Question

Two types of problems I want to talk about:

  1. Say you wrote a program you want to encrypt for copyright purposes (eg: denying unlicensed user from reading a certain file, or disabling certain features of the program), but most software-based encryption can be broken by hackers (just look at the amount of programs available to HACK programs to become "full versions". )

  2. Say you want to push a software to other users, but want to protect against piracy (ie, the other user making a copy of this software and selling it as their own). What effective way is there to guard against this (similar to music protection on CD's, like DRM)? Both from a software perspective and a hardware perspective?

Or are those 2 belong to the same class of problems? (Dongles being the hardware / chip based solution, as many noted below)?

So, can chip or hardware based encryption be used? And if so, what exactly is needed? Do you purchase a special kind of CPU, special kind of hardware? What do we need to do?

Any guidance is appreciated, thanks!

Was it helpful?

Solution

Unless you're selling this program for thousands of dollars a copy, it's almost certainly not worth the effort.

As others have pointed out, you're basically talking about a dongle, which, in addition to being a major source of hard-to-fix bugs for developers, is a also a major source of irritation for users, and there's a long history of these supposedly "uncrackable" dongles being cracked. AutoCAD and Cubase are two examples that come to mind.

The bottom line is that a determined enough cracker can still crack dongle protection; and if your software isn't an attractive enough target for the crackers to do this, then it's probably not worth the expense in the first place.

Just my two cents.

OTHER TIPS

Hardware dongles, as other people have suggested, are a common approach for this. This still doesn't solve your problem, though, as a clever programmer can modify your code to skip the dongle check - they just have to find the place in your code where you branch based on whether the check passed or not, and modify that test to always pass.

You can make things more difficult by obfuscating your code, but you're still back in the realm of software, and that same clever programmer can figure out the obfuscation and still achieve his desired goal.

Taking it a step further, you could encrypt parts of your code with a key that's stored in the dongle, and require the bootstrap code to fetch it from the dongle.

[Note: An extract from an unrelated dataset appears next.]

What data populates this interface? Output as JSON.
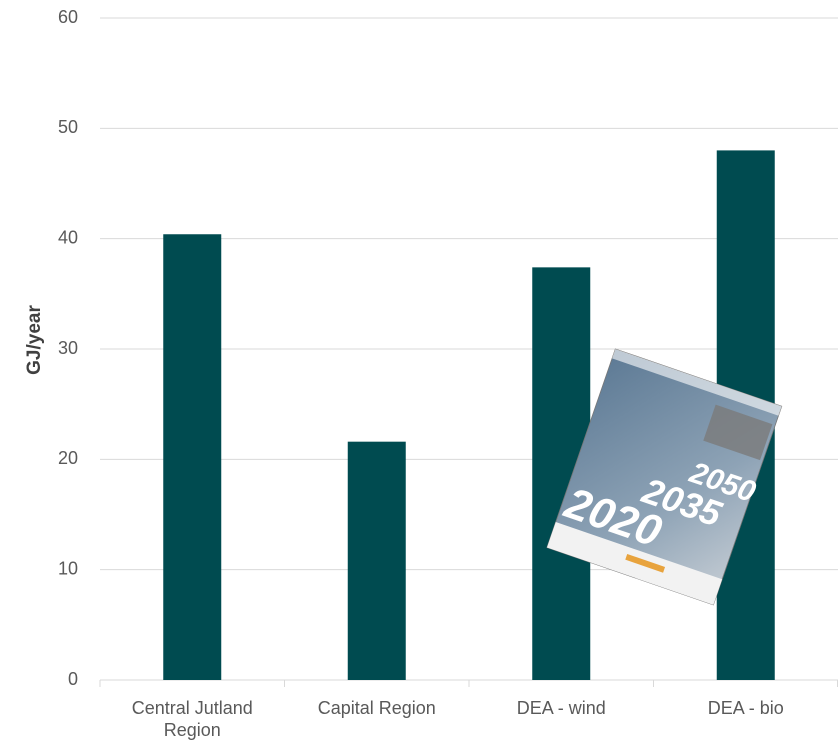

Now your attacker's job is a little more complicated - they have to intercept the key and modify your code to think it got it from the dongle, when really it's hard-coded. Or you can make the dongle itself do the decryption, passing in the code and getting back the decrypted code - so now your attacker has to emulate that, too, or just take the decrypted code and store it somewhere permanently.

As you can see, just like software protection methods, you can make this arbitrarily complicated, putting more burden on the attacker, but history shows that the tables are tilted in favor of the attacker. While cracking your scheme may be difficult, it only has to be done once, after which the attacker can distribute modified copies to everyone. Users of pirated copies can now easily use your software, while your legitimate customers are saddled with an onerous copy protection mechanism. Providing a better experience for pirates than legitimate customers is a very good way to turn your legitimate customers into pirates, if that's what you're aiming for.

The only - largely hypothetical - way around this is called Trusted Computing, and relies on adding hardware to a user's computer that restricts what they can do with it to approved actions. You can see details of hardware support for it here.

I would strongly counsel you against this route for the reasons I detailed above: You end up providing a worse experience for your legitimate customers than for those using a pirated copy, which actively encourages people not to buy your software. Piracy is a fact of life, and there are users who simply will not buy your software even if you could provide watertight protection, but will happily use an illegitimate copy. The best thing you can do is offer the best experience and customer service to your legitimate customers, making the legitimate copy a more attractive proposition than the pirated one.

They are called dongles, they fit in the USB port (nowadays) and contain their own little computer and some encrypted memory.

You can use them to check the program is valud by testing if the hardware dongle is present, you can store enecryption keys and other info in the dongle or sometimes you can have some program functions run in the dongle. It's based on the dongle being harder to copy and reverse engineer than your software.

See deskey or hasp (seem to have been taken over)

Back in the day I've seen hardware dongles on the parallell port. Today you use USB dongles like this. Wikipedia link.